Fermi vs Vistra — which is the safer way to play AI power?

They're different risk profiles. Vistra ($VST) is a ~$46B operating power producer with ~41 GW running, ~5 million customers, and signed 20-year nuclear PPAs with Amazon and Meta — a cash-generating incumbent re-rating on AI demand. Fermi ($FRMI) is a pre-revenue developer with no operating power and no signed tenant, so it's a high-variance bet on execution. Vistra is the lower-risk, already-contracted exposure; Fermi is the speculative option on a new entrant getting built.
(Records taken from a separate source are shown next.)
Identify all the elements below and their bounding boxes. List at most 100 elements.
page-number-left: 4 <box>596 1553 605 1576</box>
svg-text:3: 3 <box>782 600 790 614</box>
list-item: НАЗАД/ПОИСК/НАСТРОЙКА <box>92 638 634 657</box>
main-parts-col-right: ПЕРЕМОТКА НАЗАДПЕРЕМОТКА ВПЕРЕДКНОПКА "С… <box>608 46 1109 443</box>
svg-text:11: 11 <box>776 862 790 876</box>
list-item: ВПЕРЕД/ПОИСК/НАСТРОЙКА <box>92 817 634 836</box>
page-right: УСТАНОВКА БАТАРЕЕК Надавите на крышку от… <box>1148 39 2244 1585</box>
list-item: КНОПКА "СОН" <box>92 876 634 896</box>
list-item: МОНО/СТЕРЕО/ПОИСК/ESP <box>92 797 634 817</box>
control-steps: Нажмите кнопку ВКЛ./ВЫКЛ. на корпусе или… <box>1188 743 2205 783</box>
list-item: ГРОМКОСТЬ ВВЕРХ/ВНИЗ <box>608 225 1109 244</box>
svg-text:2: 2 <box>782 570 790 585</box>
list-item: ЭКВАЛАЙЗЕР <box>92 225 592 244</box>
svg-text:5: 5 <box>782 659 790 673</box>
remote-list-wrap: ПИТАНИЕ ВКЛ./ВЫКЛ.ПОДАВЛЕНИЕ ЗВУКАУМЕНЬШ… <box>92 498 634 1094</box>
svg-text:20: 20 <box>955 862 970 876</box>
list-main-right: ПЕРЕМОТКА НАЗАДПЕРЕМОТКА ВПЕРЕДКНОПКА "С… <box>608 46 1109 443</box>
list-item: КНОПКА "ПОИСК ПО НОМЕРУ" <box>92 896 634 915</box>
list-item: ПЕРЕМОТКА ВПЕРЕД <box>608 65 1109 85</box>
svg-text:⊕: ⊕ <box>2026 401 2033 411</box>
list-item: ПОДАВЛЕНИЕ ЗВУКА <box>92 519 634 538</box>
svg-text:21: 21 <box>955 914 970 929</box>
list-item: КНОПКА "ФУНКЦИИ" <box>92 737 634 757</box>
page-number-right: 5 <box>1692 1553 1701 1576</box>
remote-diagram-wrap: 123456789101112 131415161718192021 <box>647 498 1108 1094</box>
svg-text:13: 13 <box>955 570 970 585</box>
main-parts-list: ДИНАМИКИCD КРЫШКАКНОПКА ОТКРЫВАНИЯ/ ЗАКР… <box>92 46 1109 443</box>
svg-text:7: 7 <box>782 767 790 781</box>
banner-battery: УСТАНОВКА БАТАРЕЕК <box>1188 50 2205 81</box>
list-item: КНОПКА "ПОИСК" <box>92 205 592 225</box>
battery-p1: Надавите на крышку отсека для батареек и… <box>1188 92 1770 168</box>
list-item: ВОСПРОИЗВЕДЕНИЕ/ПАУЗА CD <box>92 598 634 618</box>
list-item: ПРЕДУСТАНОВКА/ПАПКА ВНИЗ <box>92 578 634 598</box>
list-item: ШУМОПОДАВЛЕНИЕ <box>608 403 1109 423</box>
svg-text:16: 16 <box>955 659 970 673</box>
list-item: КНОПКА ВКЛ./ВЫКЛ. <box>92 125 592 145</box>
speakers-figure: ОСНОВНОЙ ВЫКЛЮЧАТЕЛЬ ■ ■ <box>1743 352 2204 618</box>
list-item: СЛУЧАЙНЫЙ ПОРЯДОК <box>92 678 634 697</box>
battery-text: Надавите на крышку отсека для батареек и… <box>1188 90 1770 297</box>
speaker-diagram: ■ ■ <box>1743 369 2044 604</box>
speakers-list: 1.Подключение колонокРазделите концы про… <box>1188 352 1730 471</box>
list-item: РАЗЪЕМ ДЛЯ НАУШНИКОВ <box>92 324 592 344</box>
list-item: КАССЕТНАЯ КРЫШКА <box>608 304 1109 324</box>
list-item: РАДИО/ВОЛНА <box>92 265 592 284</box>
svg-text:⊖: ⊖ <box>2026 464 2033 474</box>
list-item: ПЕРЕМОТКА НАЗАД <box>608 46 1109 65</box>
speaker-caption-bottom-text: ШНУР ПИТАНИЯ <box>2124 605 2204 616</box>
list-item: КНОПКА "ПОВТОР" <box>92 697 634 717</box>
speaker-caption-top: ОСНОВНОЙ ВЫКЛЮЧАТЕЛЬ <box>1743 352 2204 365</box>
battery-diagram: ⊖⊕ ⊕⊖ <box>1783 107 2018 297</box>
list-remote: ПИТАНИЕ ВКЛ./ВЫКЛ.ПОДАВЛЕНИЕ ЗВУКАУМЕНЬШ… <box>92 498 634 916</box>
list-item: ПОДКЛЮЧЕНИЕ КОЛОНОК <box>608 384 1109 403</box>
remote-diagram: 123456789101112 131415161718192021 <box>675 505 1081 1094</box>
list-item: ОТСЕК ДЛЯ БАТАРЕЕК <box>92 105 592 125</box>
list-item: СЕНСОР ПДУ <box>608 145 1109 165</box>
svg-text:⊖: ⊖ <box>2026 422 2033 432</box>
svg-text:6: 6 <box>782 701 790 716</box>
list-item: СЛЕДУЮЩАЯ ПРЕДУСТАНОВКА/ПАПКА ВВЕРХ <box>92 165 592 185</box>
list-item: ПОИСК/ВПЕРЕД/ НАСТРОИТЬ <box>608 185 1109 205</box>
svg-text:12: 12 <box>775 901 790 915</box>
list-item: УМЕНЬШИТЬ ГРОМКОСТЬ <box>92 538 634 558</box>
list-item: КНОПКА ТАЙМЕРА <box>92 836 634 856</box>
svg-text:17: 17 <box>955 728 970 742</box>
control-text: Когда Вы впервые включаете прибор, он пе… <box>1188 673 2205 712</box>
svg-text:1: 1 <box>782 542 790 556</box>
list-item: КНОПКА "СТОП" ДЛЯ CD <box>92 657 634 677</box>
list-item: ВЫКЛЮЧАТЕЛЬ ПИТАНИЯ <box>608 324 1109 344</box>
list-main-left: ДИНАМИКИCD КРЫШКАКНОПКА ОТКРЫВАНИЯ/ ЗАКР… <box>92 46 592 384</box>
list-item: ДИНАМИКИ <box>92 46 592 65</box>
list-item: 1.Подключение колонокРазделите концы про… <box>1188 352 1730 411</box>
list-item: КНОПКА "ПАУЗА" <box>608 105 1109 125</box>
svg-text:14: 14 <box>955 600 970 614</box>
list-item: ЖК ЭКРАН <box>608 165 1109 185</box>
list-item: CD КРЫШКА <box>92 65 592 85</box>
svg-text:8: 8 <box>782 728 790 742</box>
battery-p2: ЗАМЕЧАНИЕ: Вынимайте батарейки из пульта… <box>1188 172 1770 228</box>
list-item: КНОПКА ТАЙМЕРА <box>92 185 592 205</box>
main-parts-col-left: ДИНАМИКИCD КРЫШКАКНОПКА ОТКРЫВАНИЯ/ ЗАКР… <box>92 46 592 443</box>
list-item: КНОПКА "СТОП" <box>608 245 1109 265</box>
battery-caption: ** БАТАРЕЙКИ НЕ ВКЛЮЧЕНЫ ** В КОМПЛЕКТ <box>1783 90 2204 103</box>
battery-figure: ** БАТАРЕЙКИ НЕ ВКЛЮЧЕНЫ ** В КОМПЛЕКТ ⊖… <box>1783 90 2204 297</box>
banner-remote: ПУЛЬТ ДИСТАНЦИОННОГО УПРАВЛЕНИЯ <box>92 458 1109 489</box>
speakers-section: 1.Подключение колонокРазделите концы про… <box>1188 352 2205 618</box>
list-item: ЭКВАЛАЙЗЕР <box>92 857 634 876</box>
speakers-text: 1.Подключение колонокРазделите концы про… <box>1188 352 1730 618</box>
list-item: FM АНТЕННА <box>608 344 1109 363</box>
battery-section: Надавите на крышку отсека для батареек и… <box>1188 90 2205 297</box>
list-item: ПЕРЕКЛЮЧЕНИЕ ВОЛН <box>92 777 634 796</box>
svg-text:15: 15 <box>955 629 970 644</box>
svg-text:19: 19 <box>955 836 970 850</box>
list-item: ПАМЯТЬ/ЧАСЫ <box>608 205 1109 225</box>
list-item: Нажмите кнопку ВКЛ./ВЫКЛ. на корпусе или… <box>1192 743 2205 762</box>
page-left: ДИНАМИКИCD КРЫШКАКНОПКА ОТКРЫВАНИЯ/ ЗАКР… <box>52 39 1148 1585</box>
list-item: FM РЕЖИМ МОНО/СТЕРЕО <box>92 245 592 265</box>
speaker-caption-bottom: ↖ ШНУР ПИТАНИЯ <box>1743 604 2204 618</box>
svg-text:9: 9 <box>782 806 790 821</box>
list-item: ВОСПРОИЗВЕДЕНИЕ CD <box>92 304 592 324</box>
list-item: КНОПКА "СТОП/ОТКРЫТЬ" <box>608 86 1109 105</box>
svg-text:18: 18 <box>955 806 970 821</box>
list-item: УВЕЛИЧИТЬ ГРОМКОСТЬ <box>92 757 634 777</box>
This is not financial advice — review the filings and size for the risk.

Is Fermi stock a buy?

That depends entirely on your tolerance for binary, pre-revenue risk. The bull case: a uniquely sited 17 GW campus next to Pantex, a Rick Perry-led team with regulatory pull, signed reactor and gas supply deals, and a market starved for AI power. The bear case: zero revenue, a $486M loss, an anchor tenant that already walked, active securities litigation, a tens-of-billions funding gap, and a nuclear base load a decade out. The equity is an option on signing a hyperscaler. This is not financial advice — read the 10-K and the lawsuit complaints before sizing anything.